When he comes downstairs out of curiosity late that night, Rex takes Olaf hostage and tries to convince Alia to let him go. The noise attracts the family, and as he is threatening to kill Olaf unless he is set free, Rex's strength fails him and he drops the child. As the parents take Olaf to the hospital to treat his wounds, Alia tends to Rex, confessing that she likes him while explaining her family's ways.

Alia explains that her cannibalistic family, particularly Pati, kidnap American tourists to eat and that Rex is the latest victim. Alia is an outcast due to her non-violent tendencies and has been forced to be Pati's feeder. Driven by compassion, Alia gives Rex a knife for defense. When the family comes back, Rex kills the uncle with the knife and escapes the room. He then kills the father and both of the twins with a nailgun while Alia strangles her mother. The commotion draws out Pati, and in the ensuing struggle, Rex kills him with the sharp bone of his own amputated leg that he discovers in the family fridge.

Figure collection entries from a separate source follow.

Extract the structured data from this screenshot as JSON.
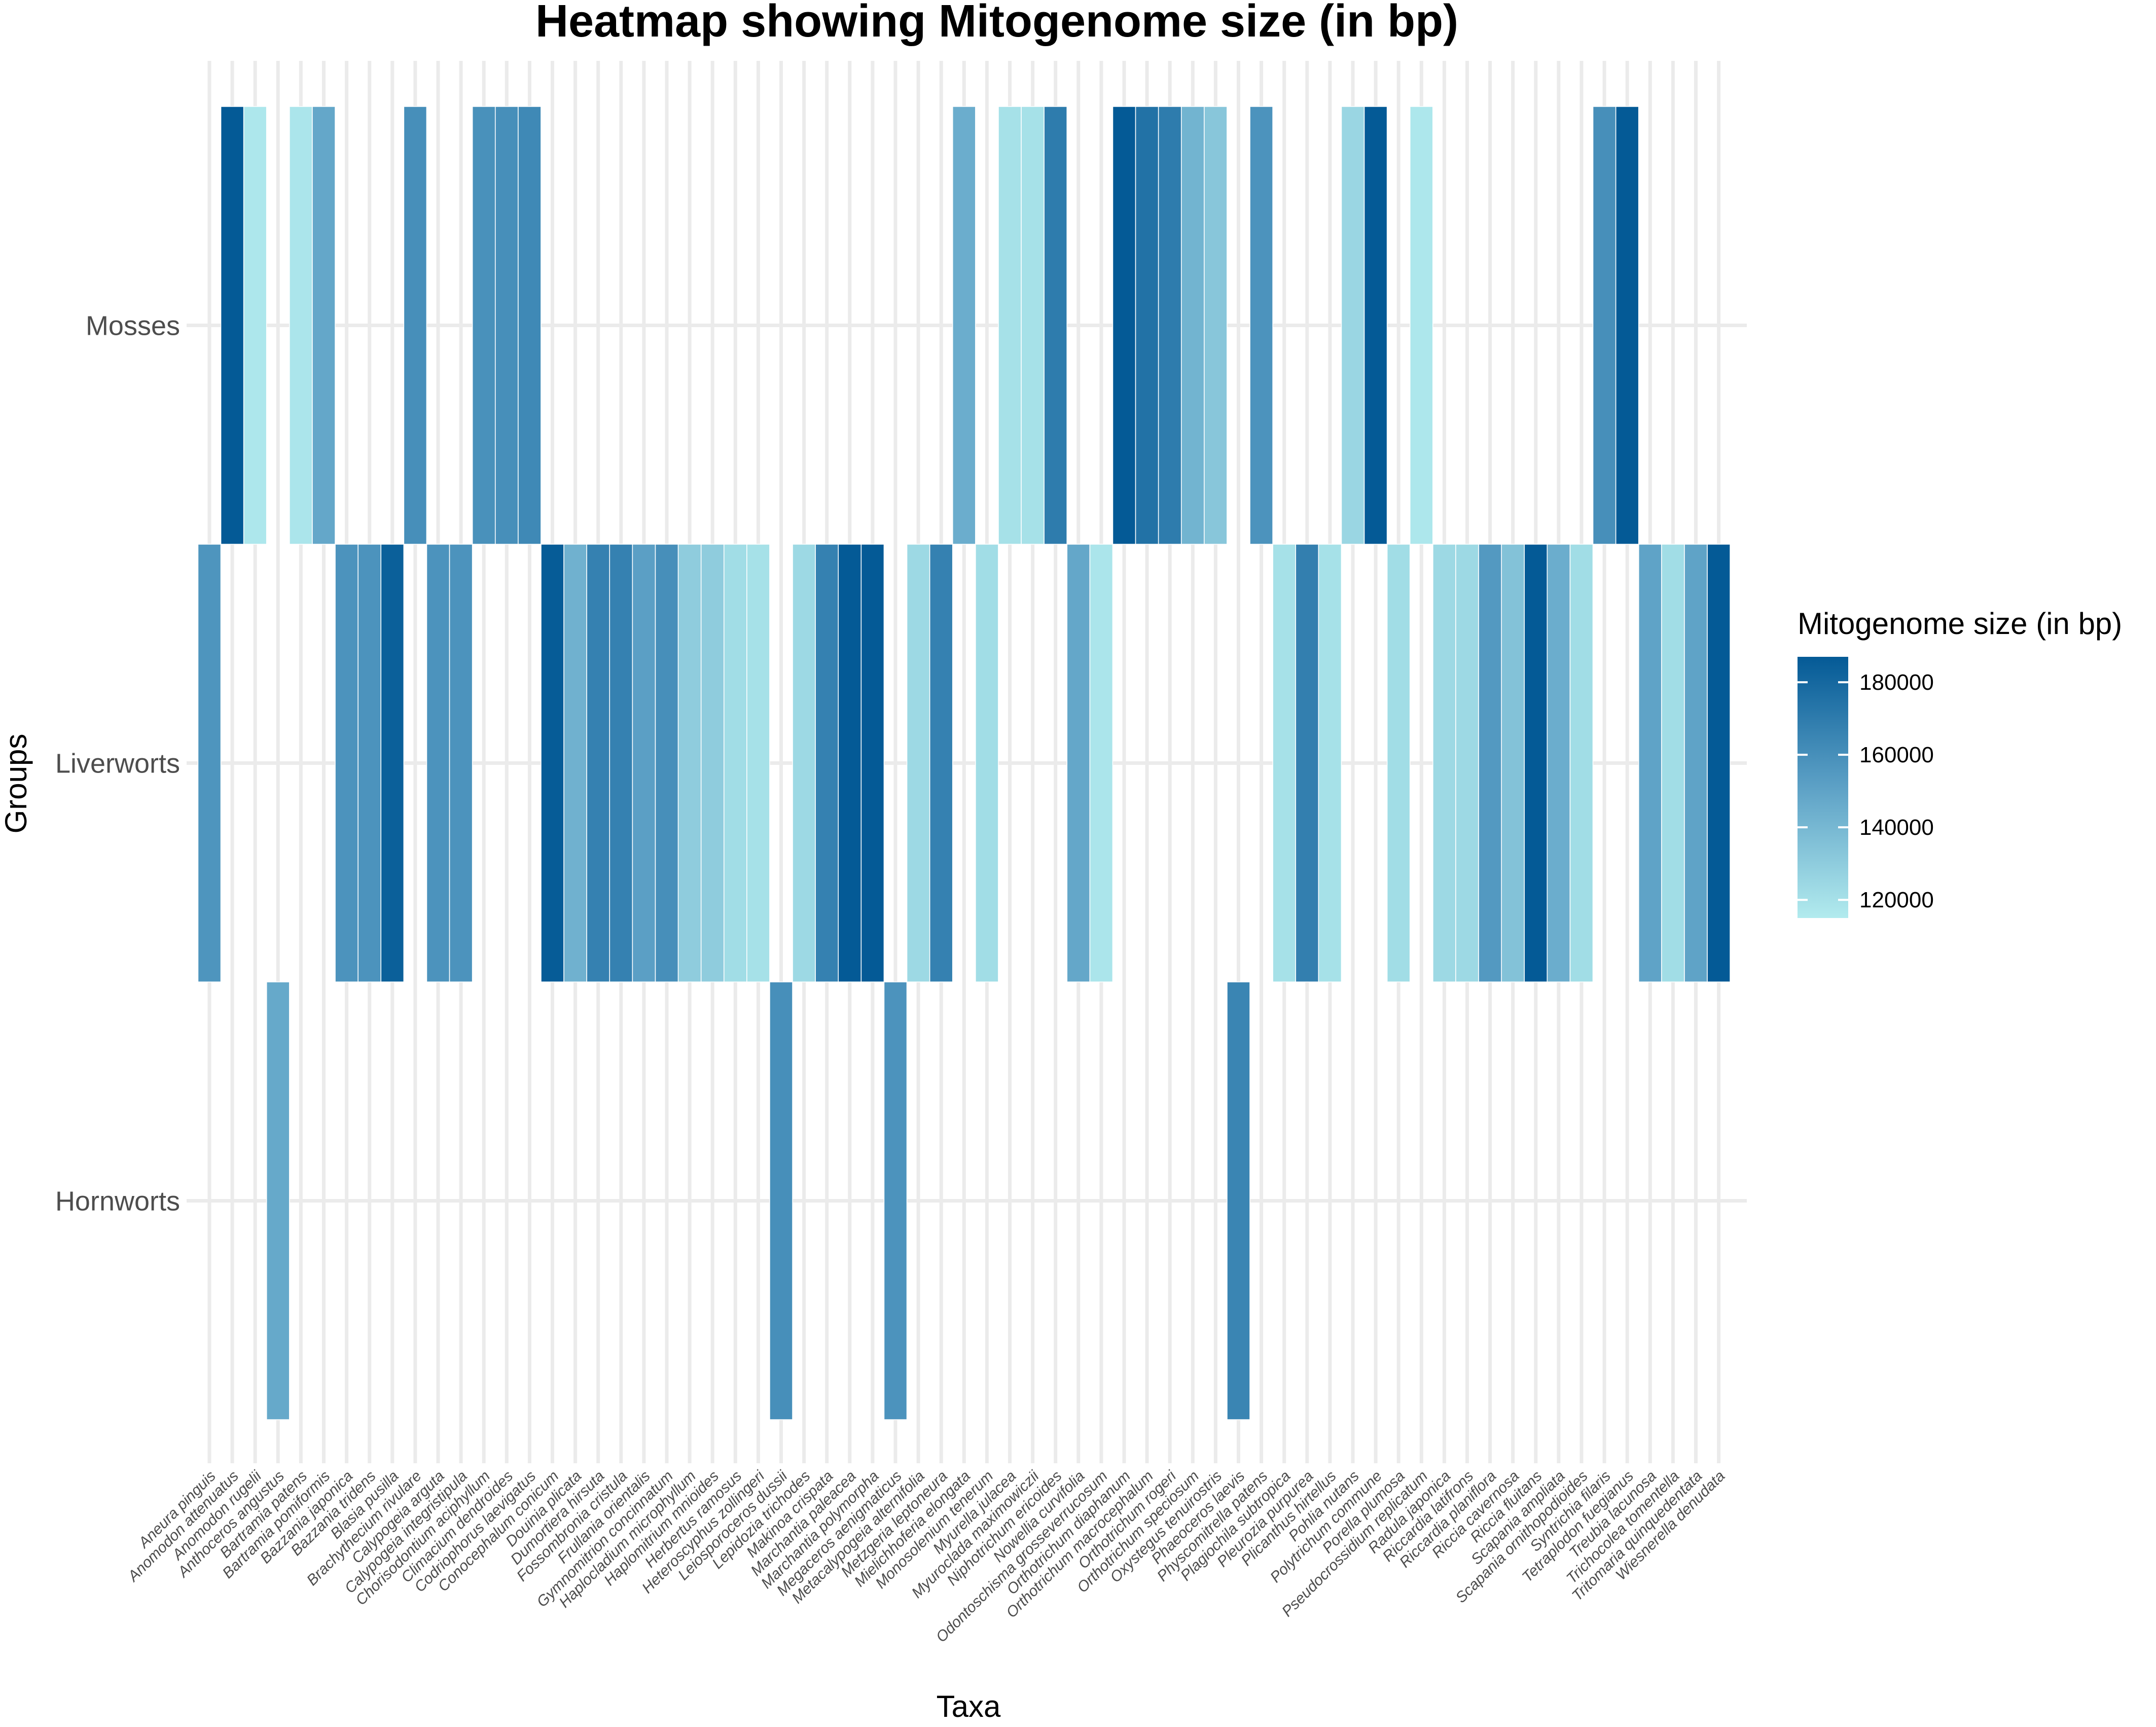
{
  "chart_data": {
    "type": "heatmap",
    "title": "Heatmap showing Mitogenome size (in bp)",
    "xlabel": "Taxa",
    "ylabel": "Groups",
    "legend_title": "Mitogenome size (in bp)",
    "legend_position": "right",
    "legend_ticks": [
      120000,
      140000,
      160000,
      180000
    ],
    "legend_tick_labels": [
      "120000",
      "140000",
      "160000",
      "180000"
    ],
    "value_range": [
      115000,
      187000
    ],
    "color_low": "#b2ebee",
    "color_high": "#045a96",
    "grid": true,
    "groups": [
      "Mosses",
      "Liverworts",
      "Hornworts"
    ],
    "taxa": [
      {
        "name": "Aneura pinguis",
        "group": "Liverworts",
        "value": 157000
      },
      {
        "name": "Anomodon attenuatus",
        "group": "Mosses",
        "value": 187000
      },
      {
        "name": "Anomodon rugelii",
        "group": "Mosses",
        "value": 117000
      },
      {
        "name": "Anthoceros angustus",
        "group": "Hornworts",
        "value": 147000
      },
      {
        "name": "Bartramia patens",
        "group": "Mosses",
        "value": 118000
      },
      {
        "name": "Bartramia pomiformis",
        "group": "Mosses",
        "value": 148000
      },
      {
        "name": "Bazzania japonica",
        "group": "Liverworts",
        "value": 158000
      },
      {
        "name": "Bazzania tridens",
        "group": "Liverworts",
        "value": 158000
      },
      {
        "name": "Blasia pusilla",
        "group": "Liverworts",
        "value": 184000
      },
      {
        "name": "Brachythecium rivulare",
        "group": "Mosses",
        "value": 160000
      },
      {
        "name": "Calypogeia arguta",
        "group": "Liverworts",
        "value": 158000
      },
      {
        "name": "Calypogeia integristipula",
        "group": "Liverworts",
        "value": 158000
      },
      {
        "name": "Chorisodontium aciphyllum",
        "group": "Mosses",
        "value": 159000
      },
      {
        "name": "Climacium dendroides",
        "group": "Mosses",
        "value": 160000
      },
      {
        "name": "Codriophorus laevigatus",
        "group": "Mosses",
        "value": 163000
      },
      {
        "name": "Conocephalum conicum",
        "group": "Liverworts",
        "value": 186000
      },
      {
        "name": "Douinia plicata",
        "group": "Liverworts",
        "value": 143000
      },
      {
        "name": "Dumortiera hirsuta",
        "group": "Liverworts",
        "value": 167000
      },
      {
        "name": "Fossombronia cristula",
        "group": "Liverworts",
        "value": 167000
      },
      {
        "name": "Frullania orientalis",
        "group": "Liverworts",
        "value": 152000
      },
      {
        "name": "Gymnomitrion concinnatum",
        "group": "Liverworts",
        "value": 160000
      },
      {
        "name": "Haplocladium microphyllum",
        "group": "Liverworts",
        "value": 130000
      },
      {
        "name": "Haplomitrium mnioides",
        "group": "Liverworts",
        "value": 130000
      },
      {
        "name": "Herbertus ramosus",
        "group": "Liverworts",
        "value": 122000
      },
      {
        "name": "Heteroscyphus zollingeri",
        "group": "Liverworts",
        "value": 120000
      },
      {
        "name": "Leiosporoceros dussii",
        "group": "Hornworts",
        "value": 160000
      },
      {
        "name": "Lepidozia trichodes",
        "group": "Liverworts",
        "value": 124000
      },
      {
        "name": "Makinoa crispata",
        "group": "Liverworts",
        "value": 167000
      },
      {
        "name": "Marchantia paleacea",
        "group": "Liverworts",
        "value": 187000
      },
      {
        "name": "Marchantia polymorpha",
        "group": "Liverworts",
        "value": 187000
      },
      {
        "name": "Megaceros aenigmaticus",
        "group": "Hornworts",
        "value": 158000
      },
      {
        "name": "Metacalypogeia alternifolia",
        "group": "Liverworts",
        "value": 124000
      },
      {
        "name": "Metzgeria leptoneura",
        "group": "Liverworts",
        "value": 167000
      },
      {
        "name": "Mielichhoferia elongata",
        "group": "Mosses",
        "value": 145000
      },
      {
        "name": "Monosolenium tenerum",
        "group": "Liverworts",
        "value": 122000
      },
      {
        "name": "Myurella julacea",
        "group": "Mosses",
        "value": 120000
      },
      {
        "name": "Myuroclada maximowiczii",
        "group": "Mosses",
        "value": 120000
      },
      {
        "name": "Niphotrichum ericoides",
        "group": "Mosses",
        "value": 170000
      },
      {
        "name": "Nowellia curvifolia",
        "group": "Liverworts",
        "value": 148000
      },
      {
        "name": "Odontoschisma grosseverrucosum",
        "group": "Liverworts",
        "value": 118000
      },
      {
        "name": "Orthotrichum diaphanum",
        "group": "Mosses",
        "value": 187000
      },
      {
        "name": "Orthotrichum macrocephalum",
        "group": "Mosses",
        "value": 175000
      },
      {
        "name": "Orthotrichum rogeri",
        "group": "Mosses",
        "value": 170000
      },
      {
        "name": "Orthotrichum speciosum",
        "group": "Mosses",
        "value": 142000
      },
      {
        "name": "Oxystegus tenuirostris",
        "group": "Mosses",
        "value": 133000
      },
      {
        "name": "Phaeoceros laevis",
        "group": "Hornworts",
        "value": 165000
      },
      {
        "name": "Physcomitrella patens",
        "group": "Mosses",
        "value": 158000
      },
      {
        "name": "Plagiochila subtropica",
        "group": "Liverworts",
        "value": 120000
      },
      {
        "name": "Pleurozia purpurea",
        "group": "Liverworts",
        "value": 168000
      },
      {
        "name": "Plicanthus hirtellus",
        "group": "Liverworts",
        "value": 120000
      },
      {
        "name": "Pohlia nutans",
        "group": "Mosses",
        "value": 125000
      },
      {
        "name": "Polytrichum commune",
        "group": "Mosses",
        "value": 187000
      },
      {
        "name": "Porella plumosa",
        "group": "Liverworts",
        "value": 122000
      },
      {
        "name": "Pseudocrossidium replicatum",
        "group": "Mosses",
        "value": 117000
      },
      {
        "name": "Radula japonica",
        "group": "Liverworts",
        "value": 124000
      },
      {
        "name": "Riccardia latifrons",
        "group": "Liverworts",
        "value": 124000
      },
      {
        "name": "Riccardia planiflora",
        "group": "Liverworts",
        "value": 155000
      },
      {
        "name": "Riccia cavernosa",
        "group": "Liverworts",
        "value": 135000
      },
      {
        "name": "Riccia fluitans",
        "group": "Liverworts",
        "value": 187000
      },
      {
        "name": "Scapania ampliata",
        "group": "Liverworts",
        "value": 145000
      },
      {
        "name": "Scapania ornithopodioides",
        "group": "Liverworts",
        "value": 122000
      },
      {
        "name": "Syntrichia filaris",
        "group": "Mosses",
        "value": 160000
      },
      {
        "name": "Tetraplodon fuegianus",
        "group": "Mosses",
        "value": 187000
      },
      {
        "name": "Treubia lacunosa",
        "group": "Liverworts",
        "value": 150000
      },
      {
        "name": "Trichocolea tomentella",
        "group": "Liverworts",
        "value": 122000
      },
      {
        "name": "Tritomaria quinquedentata",
        "group": "Liverworts",
        "value": 150000
      },
      {
        "name": "Wiesnerella denudata",
        "group": "Liverworts",
        "value": 187000
      }
    ]
  }
}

As he and Alia escape and make plans to pick up Olaf from the hospital, Rex is praised by his subconscious entity, who realizes he is no longer needed and disappears. Alia and Rex return to America as a couple with Olaf. At a housewarming party, Alia suddenly imagines killing a guest who seems to be flirting with Rex and Olaf looks at a photo of his former family and muses aloud that it may be time for an "American banquet." In the final shot, a third brother is shown in the photo, implying the twins are actually triplets, and another member of the family is still alive.

==Cast==
- Ben O'Toole as Rex Coen
- Caroline Craig as Mother
- Matthew Sunderland as Father
- Travis Jeffery as Gael / Gideon
- Jack Finsterer as Uncle
- Meg Fraser as Alia
- David Hill as Olli
- Joshua Brennan as Pete
- Ashlee Lollback as Maddy
- Sophia Emberson-Bain as Olivia
- Russ Gallagher as Robert Bell
- Oakley Kwon as Angela Reynolds
- Alan David Lee as William Hudson

==Release==
Bloody Hell was selected at the 25th Bucheon International Fantastic Film Festival (BIFAN) in South Korea, held in July 2021. It was showcased in the World Fantastic Red section of the festival.

== Reception ==
On Rotten Tomatoes the film has an approval rating of 91% based on reviews from 56 critics. The site's critic consensus reads, "For genre fans in the mood to watch some darkly funny mayhem, Bloody Hell lives up to its title in all the best ways."

===Accolades===
Brad Shield was nominated on his work for best cinematography at the 10th AACTA Awards. At the 2021 APRA-AGSC Screen Music Awards, composer Brian Cachia won Best Film Score of the Year. It was also nominated for a Golden Trailer award for best motion poster.